Le prince de Bouillon et l’abbé de Chazeuil sont bien servis par la basse italienne Maurizio Muraro (grande dignité, mais aussi, parfois, une autocaricature équilibrée, tout à fait réussie) et le ténor Mikel Atxalandabaso (le véritable rôle buffo de cette production, dont les petits exploits et les rapports avec le pouvoir, mériteraient au moins une autre esquisse sociale). Il ne faut pas oublier les comédiens et associés de la Comédie, complétant à la perfection la dextérité, la mobilité de la scène : Sylvia Schwartz, Monica Bacelli, Vicenç Esteve et David Lagares (celui‑ci en Quinault – est‑il le fils du poète de Lully ?)  il y a des moments où ils sont l’âme d’un ensemble.

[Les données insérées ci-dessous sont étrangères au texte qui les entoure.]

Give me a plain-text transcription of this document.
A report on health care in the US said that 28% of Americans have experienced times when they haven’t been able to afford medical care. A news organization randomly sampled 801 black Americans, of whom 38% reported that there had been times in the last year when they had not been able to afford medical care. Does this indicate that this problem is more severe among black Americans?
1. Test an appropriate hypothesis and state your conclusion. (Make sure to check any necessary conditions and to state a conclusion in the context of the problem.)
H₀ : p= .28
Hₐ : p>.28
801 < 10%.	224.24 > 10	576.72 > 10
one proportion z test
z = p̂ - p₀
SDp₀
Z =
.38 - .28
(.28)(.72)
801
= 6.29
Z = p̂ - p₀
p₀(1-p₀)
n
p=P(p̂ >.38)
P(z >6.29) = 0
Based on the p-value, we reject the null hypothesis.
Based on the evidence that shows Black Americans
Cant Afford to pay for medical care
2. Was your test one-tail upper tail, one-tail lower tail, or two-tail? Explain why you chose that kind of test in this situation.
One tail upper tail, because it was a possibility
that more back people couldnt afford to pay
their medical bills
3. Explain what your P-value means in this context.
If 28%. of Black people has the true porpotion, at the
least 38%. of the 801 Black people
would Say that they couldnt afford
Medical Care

Et, justement, les ensembles sont le fort de Nicola Luisotti, une baguette qui a conquis le public du Teatro Real avec des productions dont il a été question dans nos colonnes. Associé au Teatro Real dès 2017, il dessine une Adrienne Lecouvreur haute en couleur, en différences remarquables d’une scène à l’autre. Sa définition de l’espace sonore, riche et fougueux déjà dans la partition, mais discret en même temps qu’expressif dans les moments d’intimité, marque une série de contrastes ne suscitant jamais ni l’ennui ni le manque de sens lyrique et dramatique. Tout est très vivant, très agile dans cette production. Même le divertimento de l’acte III, évoquant les obligatoires divertimenti du classicisme français, dans une chorégraphie d’Andrew George. Le chœur se fond dans le groupe des personnages d’une façon tout à fait naturelle, ou plutôt tout à fait théâtrale, dans le meilleur sens du terme. Et, à la base et partout, on trouve la baguette de Nicola Luisotti, créateur de climats. Cilea ne veut pas que son opéra finisse forte ; la mort d’Adriana dans l’interprétation insurpassable de Jaho réclame le silence, et on remercie les dernières notes de la harpe. Luisotti sait bien mourir aussi ; il réussit avec un pianissimo et un silence très bien justifiés pour finir ce spectacle plein de beautés, avec la beauté d’un émouvant final réclamant le silence.